How to use it in-game
Once installed, you'll find the Challenge Manager in the game – a hub where all your installed challenges are listed. You can switch between them at any point, and each one's progress is saved independently.
Opening a challenge takes you to its start screen: you'll see the description, the author's name, and can expand the rules block. From there it's the goal list, which you check off as you play. If the challenge is multi-level, completing one section unlocks the next.
What else is Challenge Tracker good for
The mod is called a challenge tracker, but in practice it's a versatile tool for any kind of list or plan in your game. Here are a few scenarios where it really shines.
For players who love scripted gameplay. If going with the flow isn't your thing and you'd rather map out your stories and character arcs ahead of time, Challenge Tracker becomes your personal in-game script. Jot down key events, plot twists, and character goals – and it's all right there in front of you at all times. Hit a story beat – check it off.
For rotation play, it's an absolute dream. Create a separate file for each household in your rotation: every family gets their own goals, their own story, their own progress. When you switch to a family, just open their "challenge" and you can see right away where the story left off, what's already been done, and what's still ahead. Nothing needs to be kept in your head or dug up from some outside notes. And worth mentioning: progress for multiple challenges runs in parallel – switching between them resets nothing.
That said, creating a file just for yourself is a completely valid move. It doesn't have to be published to the gallery – you can keep it strictly for your own game or share it directly with friends. A file only goes to the gallery separately, and only if you choose to put it there.
Challenge Creator: how to build your own challenge
Challenge Tracker files are made through a standalone online tool called Challenge Creator.

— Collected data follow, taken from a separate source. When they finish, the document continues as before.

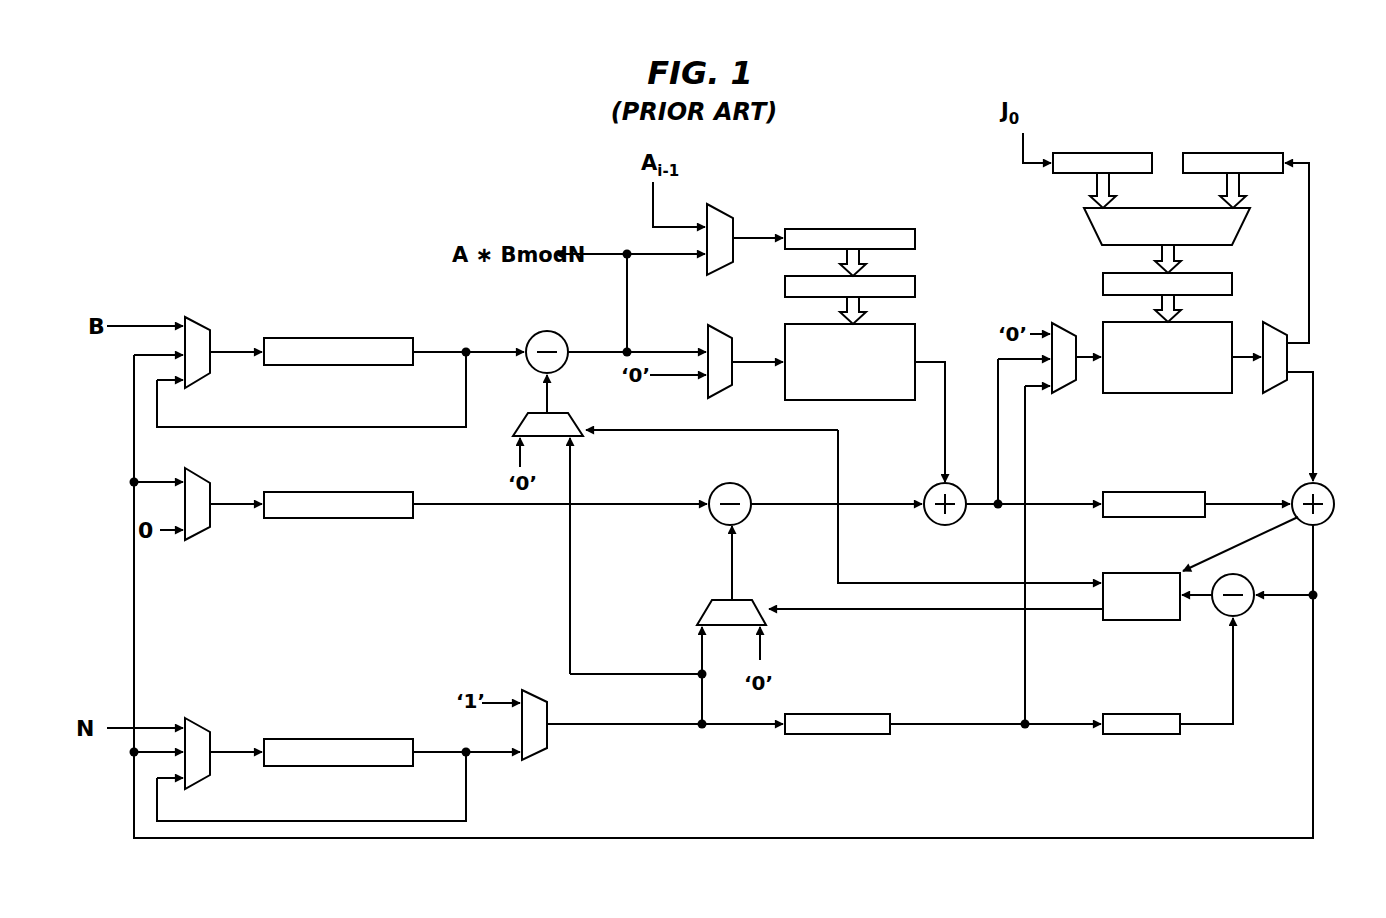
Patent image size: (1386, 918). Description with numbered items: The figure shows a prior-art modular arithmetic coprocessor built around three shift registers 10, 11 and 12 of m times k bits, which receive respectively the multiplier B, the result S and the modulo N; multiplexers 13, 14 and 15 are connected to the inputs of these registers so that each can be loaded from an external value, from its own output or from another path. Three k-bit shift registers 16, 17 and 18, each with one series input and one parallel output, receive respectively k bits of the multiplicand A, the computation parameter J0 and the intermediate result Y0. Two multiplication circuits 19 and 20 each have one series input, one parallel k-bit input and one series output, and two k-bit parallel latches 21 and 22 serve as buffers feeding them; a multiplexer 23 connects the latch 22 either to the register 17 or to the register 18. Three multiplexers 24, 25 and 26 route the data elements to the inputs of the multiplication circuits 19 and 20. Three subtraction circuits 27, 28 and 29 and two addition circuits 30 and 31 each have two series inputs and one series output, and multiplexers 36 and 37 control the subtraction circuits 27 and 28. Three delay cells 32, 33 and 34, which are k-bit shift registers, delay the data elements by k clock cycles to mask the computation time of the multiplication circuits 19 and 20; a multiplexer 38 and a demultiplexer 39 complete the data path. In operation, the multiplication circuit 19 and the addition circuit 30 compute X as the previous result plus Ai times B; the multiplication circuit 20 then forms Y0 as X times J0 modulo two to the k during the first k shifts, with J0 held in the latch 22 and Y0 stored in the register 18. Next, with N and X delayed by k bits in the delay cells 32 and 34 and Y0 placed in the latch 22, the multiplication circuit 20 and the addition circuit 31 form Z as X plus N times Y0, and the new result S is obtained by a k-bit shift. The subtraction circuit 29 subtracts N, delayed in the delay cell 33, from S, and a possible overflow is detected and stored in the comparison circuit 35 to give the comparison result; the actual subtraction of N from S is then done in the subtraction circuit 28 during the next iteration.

The shift register 10 is at (336, 338).
The shift register 11 is at (330, 519).
The shift register 12 is at (345, 739).
The multiplexer 13 is at (197, 320).
The multiplexer 14 is at (197, 541).
The multiplexer 15 is at (197, 718).
The k-bit shift register 16 is at (915, 240).
The k-bit shift register 17 is at (1125, 153).
The k-bit shift register 18 is at (1220, 153).
The multiplication circuit 19 is at (872, 401).
The multiplication circuit 20 is at (1168, 394).
The k-bit parallel latch 21 is at (915, 287).
The k-bit parallel latch 22 is at (1232, 286).
The multiplexer 23 is at (1250, 218).
The multiplexer 24 is at (727, 216).
The multiplexer 25 is at (725, 337).
The multiplexer 26 is at (1060, 323).
The subtraction circuit 27 is at (545, 331).
The subtraction circuit 28 is at (742, 486).
The subtraction circuit 29 is at (1248, 576).
The addition circuit 30 is at (938, 524).
The addition circuit 31 is at (1335, 510).
The delay cell 32 is at (838, 734).
The delay cell 33 is at (1135, 735).
The delay cell 34 is at (1150, 518).
The comparison circuit 35 is at (1152, 621).
The multiplexer 36 is at (513, 432).
The multiplexer 37 is at (749, 600).
The multiplexer 38 is at (540, 752).
The demultiplexer 39 is at (1275, 394).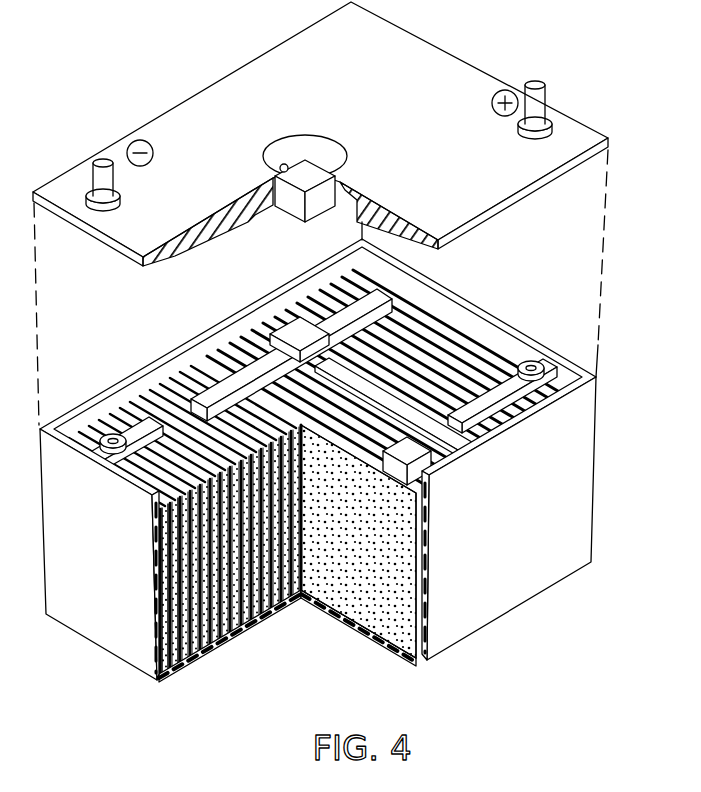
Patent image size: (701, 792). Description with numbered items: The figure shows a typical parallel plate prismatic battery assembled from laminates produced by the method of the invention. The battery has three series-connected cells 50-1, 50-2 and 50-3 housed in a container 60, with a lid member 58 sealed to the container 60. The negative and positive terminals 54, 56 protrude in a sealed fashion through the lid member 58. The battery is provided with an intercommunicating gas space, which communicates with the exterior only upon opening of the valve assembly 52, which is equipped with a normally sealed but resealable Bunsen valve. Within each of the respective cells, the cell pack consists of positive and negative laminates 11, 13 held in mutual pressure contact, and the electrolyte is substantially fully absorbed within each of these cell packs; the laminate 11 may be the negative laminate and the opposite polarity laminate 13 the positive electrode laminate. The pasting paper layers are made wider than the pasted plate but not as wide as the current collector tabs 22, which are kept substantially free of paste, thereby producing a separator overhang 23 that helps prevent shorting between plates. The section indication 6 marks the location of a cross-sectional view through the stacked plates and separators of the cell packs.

The lid member 58 is at (432, 44).
The positive terminal 56 is at (541, 82).
The negative terminal 54 is at (115, 181).
The valve assembly 52 is at (328, 155).
The container 60 is at (559, 561).
The cell 50-1 is at (187, 658).
The cell 50-2 is at (284, 550).
The cell 50-3 is at (490, 336).
The current collector tab 22 is at (143, 435).
The separator overhang 23 is at (168, 508).
The laminate 11 is at (155, 675).
The opposite polarity laminate 13 is at (175, 668).
The section line 6 is at (193, 648).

No technical know-how required: there's a built-in tutorial that walks you through every feature.
The interface is intuitive: you can add a cover image, a description, break goals down into levels and categories, specify required packs – all within a comfortable editor. When you're done, downloading the file is a single click.

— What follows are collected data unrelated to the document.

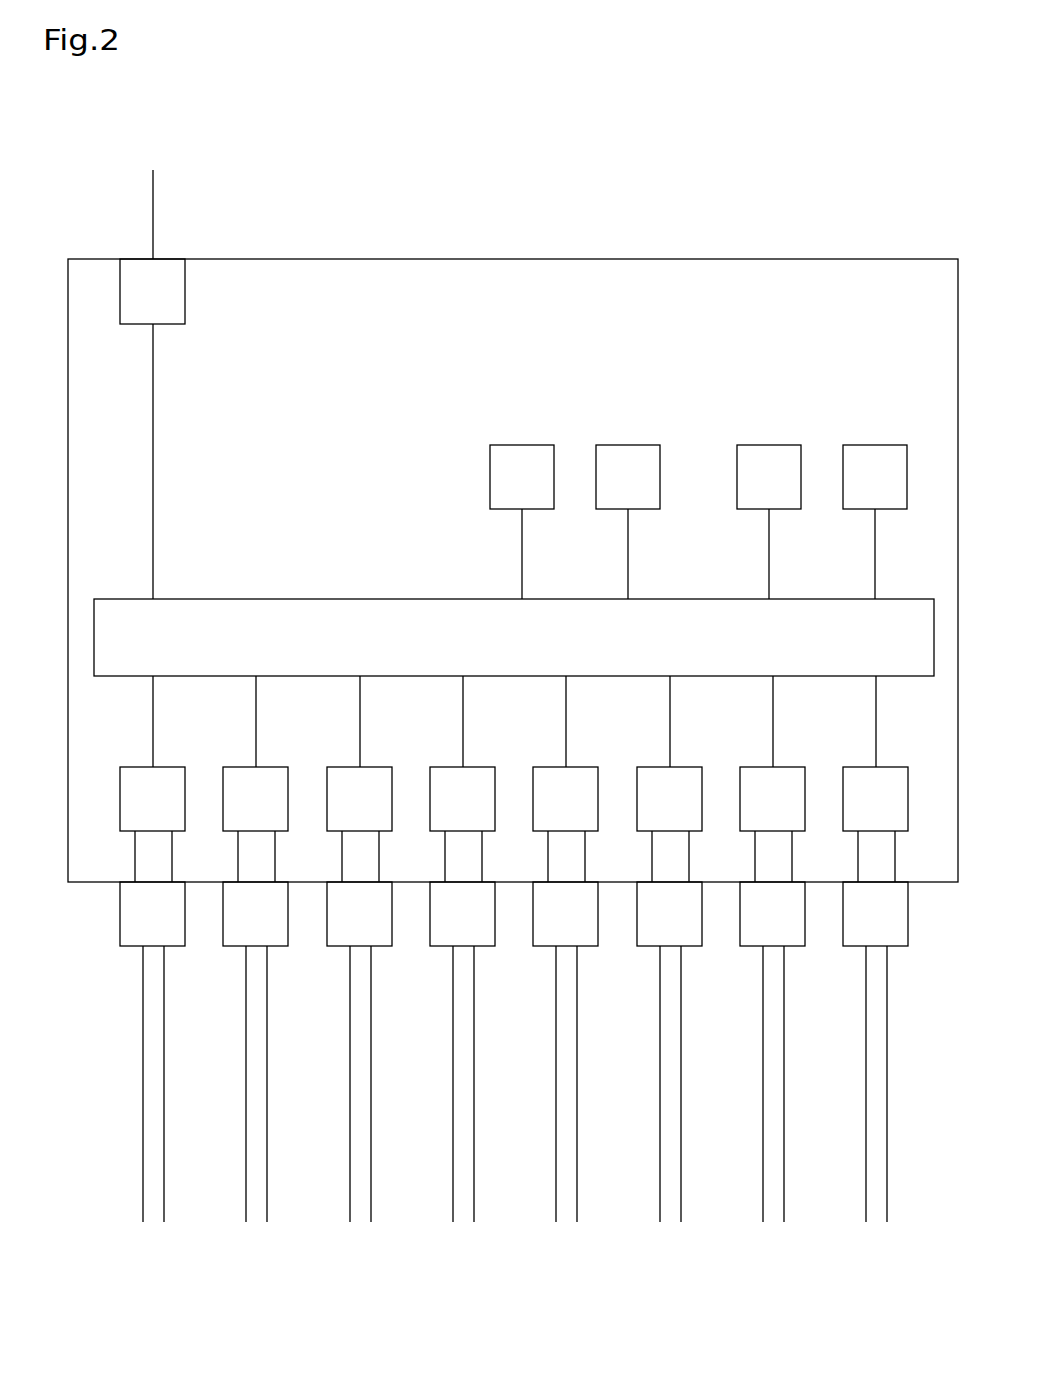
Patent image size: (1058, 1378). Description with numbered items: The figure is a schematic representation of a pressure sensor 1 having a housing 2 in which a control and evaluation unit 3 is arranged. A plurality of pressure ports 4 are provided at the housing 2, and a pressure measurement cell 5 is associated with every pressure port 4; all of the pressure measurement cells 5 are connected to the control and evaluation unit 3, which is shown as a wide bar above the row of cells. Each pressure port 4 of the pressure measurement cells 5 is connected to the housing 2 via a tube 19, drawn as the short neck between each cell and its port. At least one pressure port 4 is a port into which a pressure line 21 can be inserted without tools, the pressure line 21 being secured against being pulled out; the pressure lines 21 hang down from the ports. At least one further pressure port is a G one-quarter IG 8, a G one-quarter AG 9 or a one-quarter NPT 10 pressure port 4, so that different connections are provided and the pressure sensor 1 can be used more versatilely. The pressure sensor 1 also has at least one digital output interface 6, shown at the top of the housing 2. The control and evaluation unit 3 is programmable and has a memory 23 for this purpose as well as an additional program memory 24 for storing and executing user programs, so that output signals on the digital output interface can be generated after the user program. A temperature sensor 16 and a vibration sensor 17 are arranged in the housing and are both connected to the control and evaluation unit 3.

The pressure sensor 1 is at (745, 70).
The housing 2 is at (817, 259).
The control and evaluation unit 3 is at (290, 599).
The pressure port 4 is at (185, 930).
The pressure measurement cell 5 is at (170, 767).
The digital output interface 6 is at (185, 295).
The G ¼ IG pressure port 8 is at (183, 965).
The G ¼ AG pressure port 9 is at (286, 965).
The ¼ NPT pressure port 10 is at (390, 965).
The temperature sensor 16 is at (510, 445).
The vibration sensor 17 is at (614, 445).
The tube 19 is at (172, 843).
The pressure line 21 is at (164, 1098).
The memory 23 is at (757, 445).
The additional program memory 24 is at (863, 445).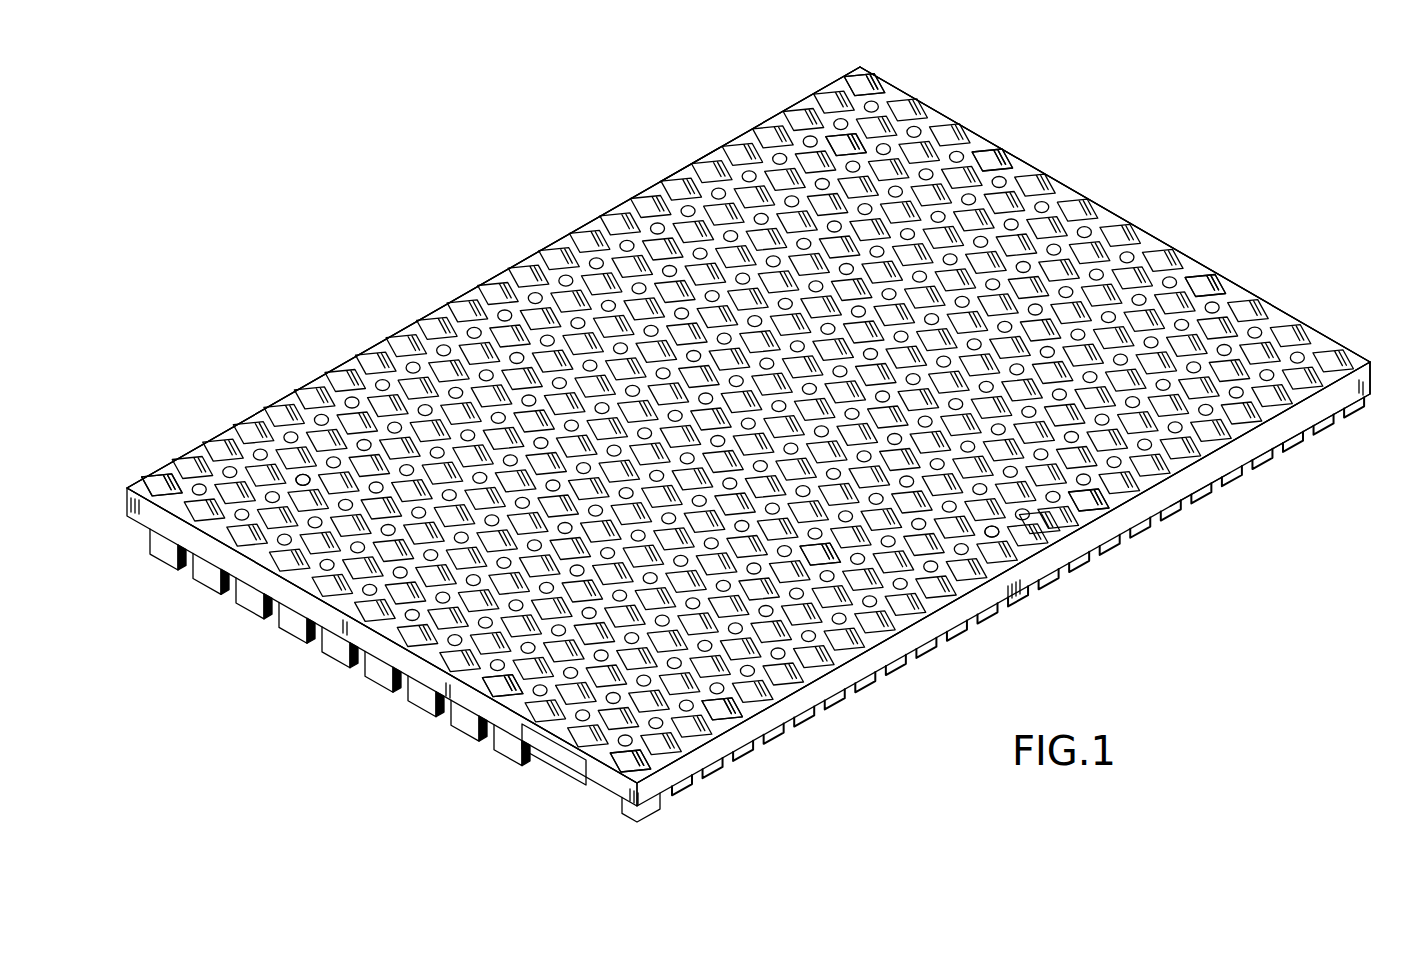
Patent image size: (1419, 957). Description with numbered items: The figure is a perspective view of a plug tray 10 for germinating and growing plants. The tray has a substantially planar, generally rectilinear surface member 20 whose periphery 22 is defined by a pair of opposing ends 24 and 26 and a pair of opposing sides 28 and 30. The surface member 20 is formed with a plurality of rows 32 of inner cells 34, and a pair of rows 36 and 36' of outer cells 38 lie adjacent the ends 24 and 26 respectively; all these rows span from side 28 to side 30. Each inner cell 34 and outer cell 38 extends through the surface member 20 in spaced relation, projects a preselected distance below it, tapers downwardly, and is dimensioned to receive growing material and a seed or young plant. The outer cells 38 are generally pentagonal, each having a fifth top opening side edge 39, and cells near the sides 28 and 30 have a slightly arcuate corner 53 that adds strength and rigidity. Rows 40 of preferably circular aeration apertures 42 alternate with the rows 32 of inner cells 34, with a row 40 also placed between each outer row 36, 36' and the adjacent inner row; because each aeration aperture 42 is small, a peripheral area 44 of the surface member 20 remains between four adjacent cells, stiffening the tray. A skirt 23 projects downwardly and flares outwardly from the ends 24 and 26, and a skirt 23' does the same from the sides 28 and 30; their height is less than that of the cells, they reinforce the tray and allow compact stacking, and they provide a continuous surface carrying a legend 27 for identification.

This is especially handy for challenge creators. Before, you had to write your rules somewhere external – in a post, in a Google Doc – and hope that readers would track it all down and not get lost. Now you can put everything together inside Challenge Creator: polished, well-structured, with images and sections. Then just hand people one file that they drop into their Mods folder and open right inside the game.
If you want to share your challenge with a wider audience, upload it to the gallery. There's a Submit Challenge button in the top right corner for exactly that.
The challenge gallery
The gallery is a catalog of community-made challenges that you can download and install into your game right away. It currently has around 200 files and the collection keeps on growing.

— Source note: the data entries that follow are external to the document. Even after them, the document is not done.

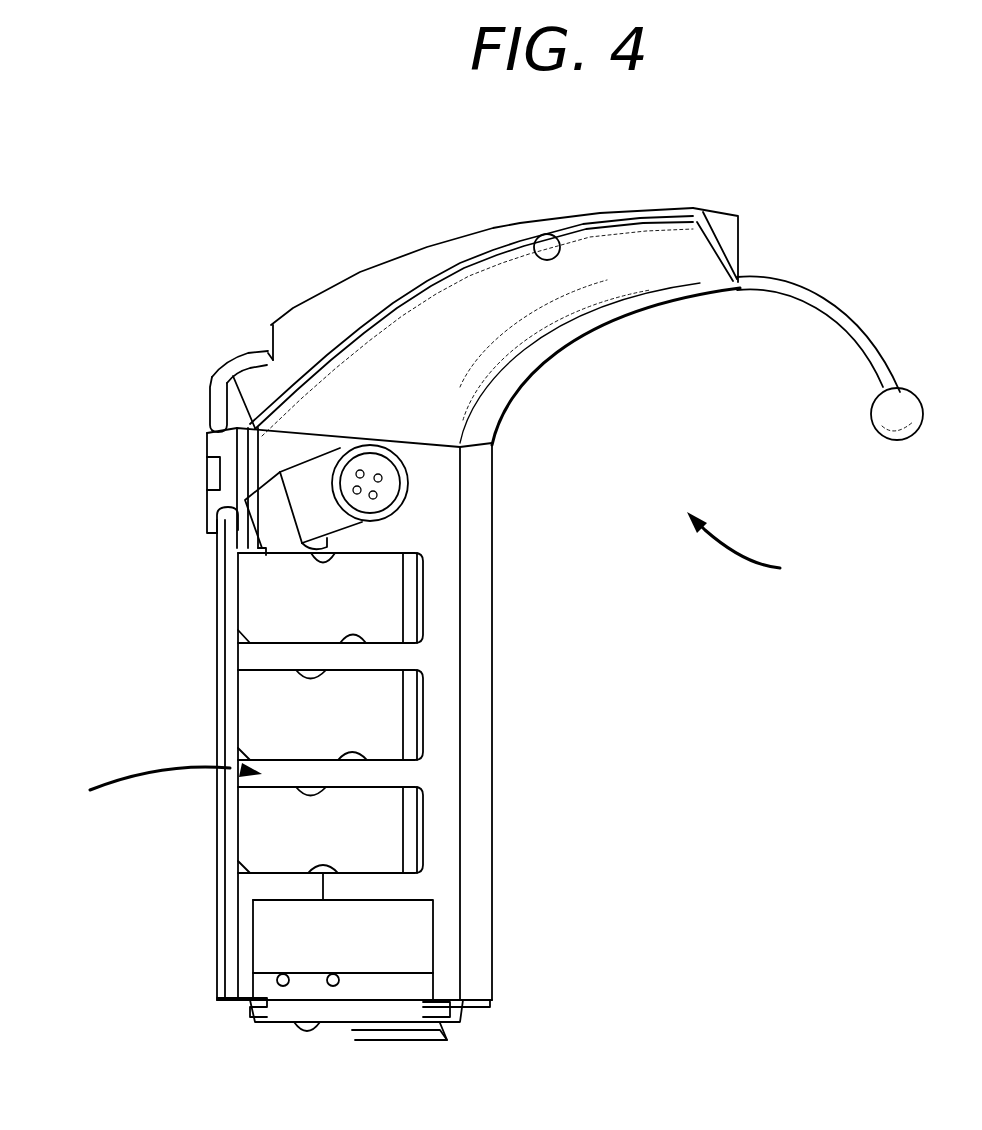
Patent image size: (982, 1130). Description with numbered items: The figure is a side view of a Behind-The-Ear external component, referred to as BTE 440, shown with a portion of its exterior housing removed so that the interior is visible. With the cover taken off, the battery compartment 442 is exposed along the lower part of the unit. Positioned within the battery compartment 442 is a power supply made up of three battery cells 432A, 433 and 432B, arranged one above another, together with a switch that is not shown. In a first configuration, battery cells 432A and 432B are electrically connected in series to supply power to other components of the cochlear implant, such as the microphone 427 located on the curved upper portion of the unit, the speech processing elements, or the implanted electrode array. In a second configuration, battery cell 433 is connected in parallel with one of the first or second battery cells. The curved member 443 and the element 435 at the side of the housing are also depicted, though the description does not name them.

The microphone 427 is at (540, 238).
The push button 435 is at (211, 373).
The ear hook with ball tip 443 is at (853, 346).
The BTE 440 is at (764, 556).
The battery compartment 442 is at (151, 790).
The battery cell 432A is at (377, 603).
The battery cell 433 is at (377, 720).
The battery cell 432B is at (377, 836).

Navigation is straightforward: challenges can be sorted by number of likes, downloads, or with the newest entries first. There are filters by language and by pack – really handy if you're looking for something built around a specific expansion or want to steer clear of challenges you're missing content for. You can even find niche picks, like challenges built around specific occults.
One thing worth noting: popular challenges in the gallery often show up in multiple versions. This usually happens because the files are uploaded not by the original challenge authors themselves, but by community members – fans who wanted to bring a favorite challenge to other mod users. Which leads to another neat detail: well-known challenges in the gallery will often have versions in different languages. The Very Veggie Challenge, for instance – one of the most popular in the gallery – is available in the original English as well as Spanish and French translations. So even if you don't play in English, the odds of finding a familiar challenge in your own language are pretty solid.